When global health officials gathered this spring for the World Health Assembly, they thought a resolution that would encourage breast-feeding would be one of the easiest items on their agenda. After all, its purpose was simple enough: recognizing decades of research that says breast milk is healthiest for babies and calling on countries should limit misleading marketing claims that state otherwise. But then the U.S. delegation got involved, and didn’t just oppose the resolution but began threatening countries that wanted to introduce the measure, reveals the New York Times.
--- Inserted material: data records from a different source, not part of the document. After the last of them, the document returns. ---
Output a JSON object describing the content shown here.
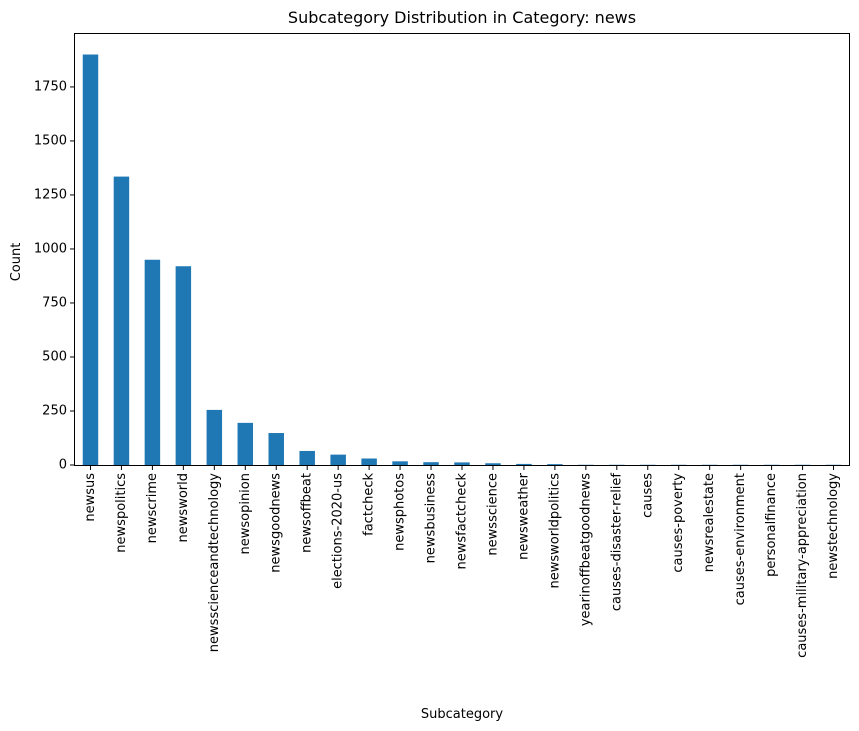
{
  "chart_data": {
    "type": "bar",
    "title": "Subcategory Distribution in Category: news",
    "xlabel": "Subcategory",
    "ylabel": "Count",
    "ylim": [
      0,
      1995
    ],
    "yticks": [
      0,
      250,
      500,
      750,
      1000,
      1250,
      1500,
      1750
    ],
    "ytick_labels": [
      "0",
      "250",
      "500",
      "750",
      "1000",
      "1250",
      "1500",
      "1750"
    ],
    "bar_color": "#1f77b4",
    "grid": false,
    "categories": [
      "newsus",
      "newspolitics",
      "newscrime",
      "newsworld",
      "newsscienceandtechnology",
      "newsopinion",
      "newsgoodnews",
      "newsoffbeat",
      "elections-2020-us",
      "factcheck",
      "newsphotos",
      "newsbusiness",
      "newsfactcheck",
      "newsscience",
      "newsweather",
      "newsworldpolitics",
      "yearinoffbeatgoodnews",
      "causes-disaster-relief",
      "causes",
      "causes-poverty",
      "newsrealestate",
      "causes-environment",
      "personalfinance",
      "causes-military-appreciation",
      "newstechnology"
    ],
    "values": [
      1900,
      1335,
      950,
      920,
      255,
      195,
      148,
      65,
      48,
      30,
      17,
      13,
      12,
      8,
      5,
      4,
      1,
      1,
      1,
      1,
      1,
      1,
      1,
      1,
      1
    ]
  }
}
The U.S. officials wanted delegates at the U.N.-affiliated World Health Assembly to tone down the resolution in what looked like an effort to side with manufacturers of infant formula. Specifically, they wanted the document to not include language that would call on countries to “protect, promote, and support breastfeeding” while also slashing calls to restrict marketing of food products that are seen as detrimental for young children.
Ecuador had planned to introduce the measure but after threats of economic retaliation it decided to drop the initiative. Advocates then began searching for another sponsor “but at least a dozen countries, most of them poor nations in Africa and Latin America, backed off, citing fears of retaliation,” reports the New York Times. Russia then took up the issue and decided to introduce the resolution. The American officials did not threaten Russia.
“We were astonished, appalled and also saddened,” said Patti Rundall, the policy director of the British advocacy group Baby Milk Action. “What happened was tantamount to blackmail.” The Department of Health and Human Services defended the opposition to the resolution saying that it “placed unnecessary hurdles for mothers seeking to provide nutrition to their children.”